Master thesis project for the M.Sc. in Physics of Complex Systems @ Politecnico di Torino
This repo contains the code for my (Gerardo Castagno) master thesis in Physics of Complex Systems @ Politecnico di Torino, under the supervision of Andrea Barral and Alessandro Sabatino (Intesa Sanpaolo).
The master thesis focuses on developing an AI model designed to generate profitable investment strategies that outperform market benchmarks. Specifically, the model constructs a portfolio of 500 US equities, determining optimal positions and allocations for each stock. The goal is to maximize returns while minimizing risk and transaction costs.
A link to the thesis will be made available as soon as Politecnico di Torino uploads it on its archive.

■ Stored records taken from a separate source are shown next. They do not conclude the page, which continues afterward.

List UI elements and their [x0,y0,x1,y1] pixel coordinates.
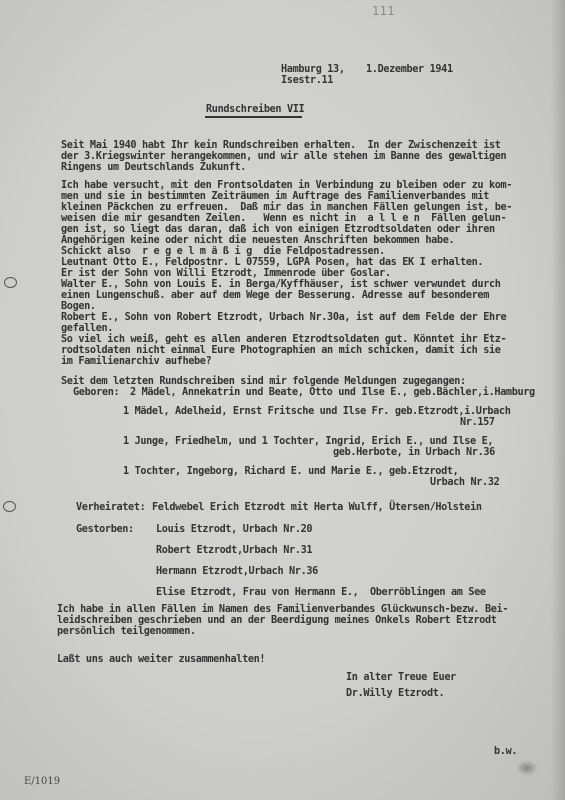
births-label: Geboren: [73,387,119,398]
deaths-label: Gestorben: [76,524,134,535]
title-underline [205,116,302,118]
document-title: Rundschreiben VII [206,104,304,115]
punch-hole-top [4,277,17,288]
page-edge-shadow [551,0,565,800]
exhortation: Laßt uns auch weiter zusammenhalten! [57,654,265,665]
news-intro: Seit dem letzten Rundschreiben sind mir … [61,376,466,387]
ink-stain [516,760,538,776]
punch-hole-bottom [3,501,16,512]
header-date: 1.Dezember 1941 [366,64,453,75]
turn-over-note: b.w. [494,746,517,757]
signature-name: Dr.Willy Etzrodt. [346,688,444,699]
header-street: Isestr.11 [281,75,333,86]
archive-number: E/1019 [24,776,60,787]
document-page: 111 Hamburg 13, 1.Dezember 1941 Isestr.1… [0,0,565,800]
marriage-label: Verheiratet: [76,502,145,513]
signature-greeting: In alter Treue Euer [346,672,456,683]
header-place: Hamburg 13, [281,64,345,75]
pencil-mark: 111 [372,4,395,18]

The repo contains 2 notebooks:
- "dataprep" containing the code used to create the LSTM matrices used to train and test the proposed AI model;
- "sp500_perturbation" containing the following elements:
- the custom subclassed model;
- the training procedure;
- the test data generation procedure (which employs a rolling-forward loop due to the peculiar nature of the model);
- the code for the evaluation of the performances of the generated strategies;
- the code for the analysis of the generated test portfolio-weights allocation;
- the code for the feature subset selection & hyperparameter tuning processes.